Centre for Mental Health Care, PsyQ Tilburg-Parnassia Groep, Tilburg, The Netherlands.
Gen Hosp Psychiatry. 2018 Jan-Feb;50:1-14. doi: 10.1016/j.genhosppsych.2017.08.003. Epub 2017 Sep 13.
Collaborative care (CC) improves depressive symptoms in people with comorbid depressive disorder in chronic medical conditions, but its effect on physical symptoms has not yet systematically been reviewed. This study aims to do so.

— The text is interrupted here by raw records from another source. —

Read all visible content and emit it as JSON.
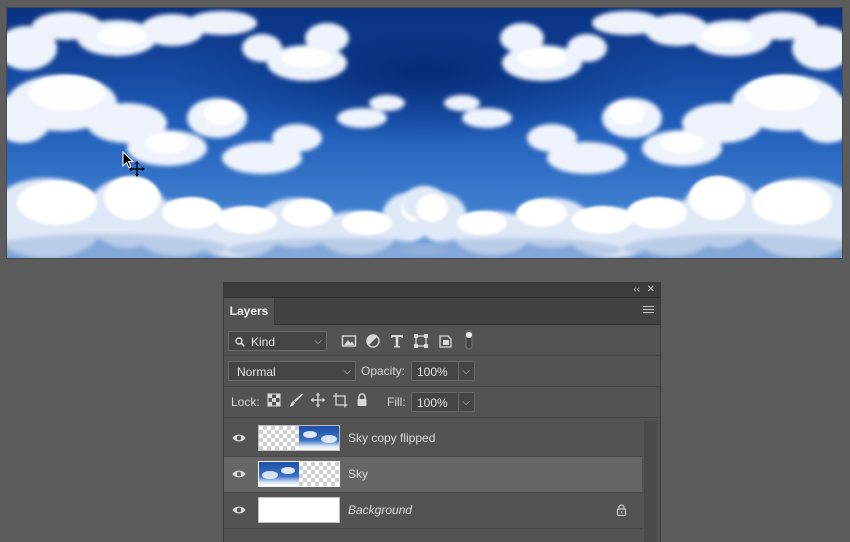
{
  "canvas": {
    "image_name": "mirrored-sky-image"
  },
  "panel": {
    "collapse_label": "‹‹",
    "close_label": "✕",
    "tab_label": "Layers",
    "filter": {
      "kind_label": "Kind"
    },
    "blend": {
      "mode": "Normal",
      "opacity_label": "Opacity:",
      "opacity_value": "100%"
    },
    "lock": {
      "lock_label": "Lock:",
      "fill_label": "Fill:",
      "fill_value": "100%"
    },
    "layers": [
      {
        "name": "Sky copy flipped",
        "visible": true,
        "selected": false
      },
      {
        "name": "Sky",
        "visible": true,
        "selected": true
      },
      {
        "name": "Background",
        "visible": true,
        "selected": false,
        "locked": true
      }
    ]
  },
  "colors": {
    "panel_bg": "#535353",
    "workspace_bg": "#5c5c5c",
    "selected_row": "#666666",
    "sky_deep": "#0b3a8a"
  }
}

Systematic review and meta-analysis was conducted using PubMed, the Cochrane Library, and the European and US Clinical Trial Registers. Eligible studies included randomized controlled trials (RCTs) of CC compared to care as usual (CAU), in primary care and general hospital setting, reporting on physical and depressive symptoms as outcomes. Overall treatment effects were estimated for illness burden, physical outcomes and depression, respectively.
Twenty RCTs were included, with N=4774 patients. The overall effect size of CC versus CAU for illness burden was OR 1.64 (95%CI 1.47;1.83), d=0.27 (95%CI 0.21;0.33). Best physical outcomes in CC were found for hypertension with comorbiddepression. Overall, depression outcomes were better for CC than for CAU. Moderator analyses did not yield statistically significant differences.
CC is more effective than CAU in terms of illness burden, physical outcomes and depression, in patients with comorbid depression in chronic medical conditions. More research covering multiple medical conditions is needed.
The protocol for this systematic review and meta-analysis has been registered at the International Prospective Register of Systematic Reviews (PROSPERO) on February 19th 2016: http://www.crd.york.ac.uk/PROSPERO/DisplayPDF.php?ID=CRD42016035553.
协同护理(CC)可改善患有共病性抑郁障碍的慢性疾病患者的抑郁症状,但尚未系统地评价其对躯体症状的影响。本研究旨在对此进行评估。
采用系统评价和荟萃分析,检索了 PubMed、Cochrane 图书馆、以及欧洲和美国临床试验注册中心。纳入的研究为 CC 与常规护理(CAU)对比的随机对照试验(RCT),研究对象为在初级保健和综合医院就诊、有躯体和抑郁症状的患者。分别评估疾病负担、躯体结局和抑郁的总体治疗效果。
共纳入 20 项 RCT,涉及 4774 例患者。CC 与 CAU 相比,疾病负担的总体效应量为 OR 1.64(95%CI 1.47;1.83),d=0.27(95%CI 0.21;0.33)。在患有共病性抑郁的高血压患者中,CC 的躯体结局最佳。总体而言,CC 的抑郁结局优于 CAU。亚组分析未显示出有统计学意义的差异。
CC 在疾病负担、躯体结局和抑郁方面优于 CAU,适用于患有慢性疾病共病性抑郁的患者。需要更多涵盖多种疾病的研究。